Connaissez-vous la société du Mont Pèlerin ? Ce rassemblement d’économistes a été créé à l’issue de la Deuxième Guerre mondiale pour promouvoir l’idée d’une société libérale fondée sur l’économie de marché. Des échanges qui ont eu lieu entre ses participants au fil des ans (citons les Friedman, Hayek, Popper ou Stigler) a renforcé la conception actuelle de l’entreprise, avec un pouvoir plus que concentré dans les mains de celui/ceux qui en détiennent le capital financier. Mais l’entreprise ne pourrait-elle pas être conçue autrement afin de repositionner le pouvoir dans les mains de ceux qui la font vivre chaque jour et dont la vie quotidienne est impactée par ses choix stratégiques ?
Pour lancer la réflexion, Isabelle Ferreras, sociologue à l’Université catholique de Louvain, chercheuse associée au Center for Labor and a Just Economy de Harvard et cofondatrice du réseau de chercheurs Democratizing Work a décidé de rassembler des penseurs, sociologues, historiens, politologues, juristes, philosophes. Ce collectif a pris le nom de Team Endicott (du nom de leur lieu de réunion initial dans le Massachusetts) et se réunit depuis 2016 pour débattre et accoucher d’une théorie de l’entreprise, dans laquelle les salariés seraient décisionnaires. Le groupe a produit de nombreux écrits académiques mais pour populariser ses réflexions, et surtout, faire ressortir la dimension de débat qui l’anime depuis sa fondation, il a choisi de concevoir… une bande dessinée.

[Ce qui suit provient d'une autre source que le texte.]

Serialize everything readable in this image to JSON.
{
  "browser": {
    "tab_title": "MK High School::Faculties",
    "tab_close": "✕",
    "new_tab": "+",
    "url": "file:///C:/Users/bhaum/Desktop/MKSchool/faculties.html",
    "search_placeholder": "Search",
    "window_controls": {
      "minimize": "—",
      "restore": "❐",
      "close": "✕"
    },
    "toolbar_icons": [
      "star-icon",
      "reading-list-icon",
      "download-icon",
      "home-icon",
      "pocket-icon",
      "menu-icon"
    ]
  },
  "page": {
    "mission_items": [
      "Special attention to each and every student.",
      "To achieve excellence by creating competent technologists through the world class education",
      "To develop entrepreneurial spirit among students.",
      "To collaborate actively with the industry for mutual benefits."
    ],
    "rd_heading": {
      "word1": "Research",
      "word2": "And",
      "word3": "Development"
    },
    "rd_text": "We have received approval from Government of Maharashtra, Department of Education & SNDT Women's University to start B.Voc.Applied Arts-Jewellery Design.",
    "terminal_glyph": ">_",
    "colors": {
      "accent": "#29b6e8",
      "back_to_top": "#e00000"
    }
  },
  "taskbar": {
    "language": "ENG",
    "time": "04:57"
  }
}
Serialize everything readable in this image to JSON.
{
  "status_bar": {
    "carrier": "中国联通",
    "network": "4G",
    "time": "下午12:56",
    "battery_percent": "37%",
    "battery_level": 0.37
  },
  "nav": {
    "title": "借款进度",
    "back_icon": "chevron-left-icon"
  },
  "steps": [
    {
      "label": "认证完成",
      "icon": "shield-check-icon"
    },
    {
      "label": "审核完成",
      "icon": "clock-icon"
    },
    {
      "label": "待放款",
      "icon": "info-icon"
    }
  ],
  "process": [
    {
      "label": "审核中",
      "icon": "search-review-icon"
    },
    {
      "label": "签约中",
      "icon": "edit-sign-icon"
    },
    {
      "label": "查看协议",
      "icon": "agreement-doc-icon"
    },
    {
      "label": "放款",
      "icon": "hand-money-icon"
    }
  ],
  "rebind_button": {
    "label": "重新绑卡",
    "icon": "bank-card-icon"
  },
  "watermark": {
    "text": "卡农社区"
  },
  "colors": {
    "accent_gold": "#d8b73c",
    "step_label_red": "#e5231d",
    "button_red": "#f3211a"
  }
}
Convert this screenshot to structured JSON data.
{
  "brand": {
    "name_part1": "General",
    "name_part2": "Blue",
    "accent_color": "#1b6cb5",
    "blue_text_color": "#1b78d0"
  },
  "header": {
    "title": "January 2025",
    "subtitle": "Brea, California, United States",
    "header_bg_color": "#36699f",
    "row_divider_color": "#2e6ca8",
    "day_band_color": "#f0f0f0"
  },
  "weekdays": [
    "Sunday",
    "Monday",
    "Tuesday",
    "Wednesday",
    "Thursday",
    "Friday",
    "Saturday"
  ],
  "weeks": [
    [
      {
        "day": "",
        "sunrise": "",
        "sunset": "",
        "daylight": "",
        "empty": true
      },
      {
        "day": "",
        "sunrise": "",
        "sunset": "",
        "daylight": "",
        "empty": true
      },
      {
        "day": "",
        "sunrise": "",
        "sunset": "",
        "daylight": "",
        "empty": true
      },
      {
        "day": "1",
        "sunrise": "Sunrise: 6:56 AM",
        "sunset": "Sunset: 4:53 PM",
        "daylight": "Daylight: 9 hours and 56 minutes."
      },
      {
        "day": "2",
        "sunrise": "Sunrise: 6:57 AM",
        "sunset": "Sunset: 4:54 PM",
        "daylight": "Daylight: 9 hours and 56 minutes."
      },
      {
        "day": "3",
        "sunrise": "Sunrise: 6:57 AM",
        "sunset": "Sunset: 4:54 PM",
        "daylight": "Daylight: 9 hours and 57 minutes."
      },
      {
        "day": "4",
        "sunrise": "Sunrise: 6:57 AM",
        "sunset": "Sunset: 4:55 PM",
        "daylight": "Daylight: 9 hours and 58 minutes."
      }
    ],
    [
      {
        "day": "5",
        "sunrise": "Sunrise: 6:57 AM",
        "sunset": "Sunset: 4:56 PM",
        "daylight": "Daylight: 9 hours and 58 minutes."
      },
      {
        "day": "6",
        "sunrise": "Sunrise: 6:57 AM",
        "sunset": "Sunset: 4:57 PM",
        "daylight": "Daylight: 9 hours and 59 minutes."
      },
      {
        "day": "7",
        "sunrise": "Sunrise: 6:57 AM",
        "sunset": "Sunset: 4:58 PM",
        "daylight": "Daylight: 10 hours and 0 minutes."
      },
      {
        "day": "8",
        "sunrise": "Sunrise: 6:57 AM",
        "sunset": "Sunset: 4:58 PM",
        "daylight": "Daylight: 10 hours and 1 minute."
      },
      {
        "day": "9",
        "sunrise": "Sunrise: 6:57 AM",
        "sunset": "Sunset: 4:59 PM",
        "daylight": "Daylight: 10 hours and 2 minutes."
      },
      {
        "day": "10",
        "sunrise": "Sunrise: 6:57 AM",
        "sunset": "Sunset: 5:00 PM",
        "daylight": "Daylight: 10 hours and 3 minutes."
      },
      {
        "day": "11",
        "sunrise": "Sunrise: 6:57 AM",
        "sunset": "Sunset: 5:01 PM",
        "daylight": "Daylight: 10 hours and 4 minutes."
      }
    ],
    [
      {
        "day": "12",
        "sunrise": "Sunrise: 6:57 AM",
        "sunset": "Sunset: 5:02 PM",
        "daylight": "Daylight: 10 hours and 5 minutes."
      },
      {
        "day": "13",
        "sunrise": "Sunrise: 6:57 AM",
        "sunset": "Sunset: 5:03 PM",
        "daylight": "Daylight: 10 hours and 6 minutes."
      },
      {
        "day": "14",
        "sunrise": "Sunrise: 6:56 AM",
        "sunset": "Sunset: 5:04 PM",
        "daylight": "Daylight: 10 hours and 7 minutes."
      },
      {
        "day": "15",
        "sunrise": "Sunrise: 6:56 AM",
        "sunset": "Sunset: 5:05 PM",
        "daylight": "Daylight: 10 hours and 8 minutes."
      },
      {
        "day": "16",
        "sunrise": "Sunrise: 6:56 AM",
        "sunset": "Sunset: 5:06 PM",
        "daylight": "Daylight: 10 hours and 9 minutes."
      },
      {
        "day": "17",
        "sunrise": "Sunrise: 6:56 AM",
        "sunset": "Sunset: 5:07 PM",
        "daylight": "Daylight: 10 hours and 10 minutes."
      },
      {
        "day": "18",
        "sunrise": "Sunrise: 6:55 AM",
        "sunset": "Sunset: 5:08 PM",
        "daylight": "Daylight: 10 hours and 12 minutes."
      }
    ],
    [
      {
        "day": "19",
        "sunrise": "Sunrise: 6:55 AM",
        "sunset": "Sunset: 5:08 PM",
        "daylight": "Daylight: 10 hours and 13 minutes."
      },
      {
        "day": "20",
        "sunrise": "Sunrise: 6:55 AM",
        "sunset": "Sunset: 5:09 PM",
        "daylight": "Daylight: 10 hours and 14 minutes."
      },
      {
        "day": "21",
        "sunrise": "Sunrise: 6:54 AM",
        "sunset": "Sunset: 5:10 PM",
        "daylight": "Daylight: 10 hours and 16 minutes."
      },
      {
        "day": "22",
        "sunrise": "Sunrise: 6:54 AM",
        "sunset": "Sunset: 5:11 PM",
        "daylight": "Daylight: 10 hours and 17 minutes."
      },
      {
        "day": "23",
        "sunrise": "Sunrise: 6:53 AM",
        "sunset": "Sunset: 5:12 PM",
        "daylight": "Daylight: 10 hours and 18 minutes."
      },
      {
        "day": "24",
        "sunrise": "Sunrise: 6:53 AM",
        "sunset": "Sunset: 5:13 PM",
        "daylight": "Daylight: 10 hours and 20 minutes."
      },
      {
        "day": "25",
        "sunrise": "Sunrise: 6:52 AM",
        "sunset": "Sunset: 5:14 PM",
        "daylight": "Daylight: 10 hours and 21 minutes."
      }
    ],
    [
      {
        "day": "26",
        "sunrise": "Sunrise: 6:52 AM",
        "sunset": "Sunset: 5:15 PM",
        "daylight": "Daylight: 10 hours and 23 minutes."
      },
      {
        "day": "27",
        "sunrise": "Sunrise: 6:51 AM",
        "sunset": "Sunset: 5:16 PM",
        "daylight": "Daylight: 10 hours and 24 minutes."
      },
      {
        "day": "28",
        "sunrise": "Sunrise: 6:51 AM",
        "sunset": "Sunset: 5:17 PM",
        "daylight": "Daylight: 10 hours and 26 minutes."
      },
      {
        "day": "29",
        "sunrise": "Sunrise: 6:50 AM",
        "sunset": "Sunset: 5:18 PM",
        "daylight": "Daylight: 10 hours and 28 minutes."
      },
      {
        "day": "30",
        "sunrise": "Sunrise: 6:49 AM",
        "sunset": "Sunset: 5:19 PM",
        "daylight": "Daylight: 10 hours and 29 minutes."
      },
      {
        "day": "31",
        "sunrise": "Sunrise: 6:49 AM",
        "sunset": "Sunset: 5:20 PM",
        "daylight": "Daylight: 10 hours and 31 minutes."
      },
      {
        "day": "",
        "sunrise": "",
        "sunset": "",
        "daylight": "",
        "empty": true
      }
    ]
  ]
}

Les travailleurs au pouvoir ?
Dans cet ouvrage original, on croise donc Aristote, Marx, Hegel, Kant ou même Machiavel pour extraire de leurs réflexions les éléments d’une nouvelle théorie selon laquelle le capital réside aussi dans le travail et qu’à ce titre, d’autres formes de gouvernance de l’entreprise peuvent être proposées. Pour illustrer son propos, l’équipe imagine la création d’une entreprise et décrit son développement, depuis le food truck lancé par quatre amis arborant de beaux idéaux de liberté, durabilité, bien vivre ensemble…, et ce qu’il en advient 25 ans plus tard : une multinationale de quelque 200 000 salariés. Comment pourrait-il être encore possible d’y pratiquer une réelle co-décision ? En s’inspirant du fonctionnement politique des États et d’éléments existants de démocratie sociale (comités d’entreprise, CSE, syndicalisme, coopératives de travailleurs …), les auteurs proposent une sorte de modèle bicaméral avec (notamment) une chambre des représentants des actionnaires (dont les salariés devenus actionnaires de leur entreprise) et une chambre des représentants des travailleurs.
L’idée est-elle séduisante ? L’ouvrage ne dit rien en revanche sur les modalités d’une mise en application de cette théorie. Chacun appréciera. Mais dessinée ici, au sens propre comme au figuré, elle présente l’intérêt d’aller à l’encontre des idées de la Société du Mont Pèlerin qui, elle, existe toujours…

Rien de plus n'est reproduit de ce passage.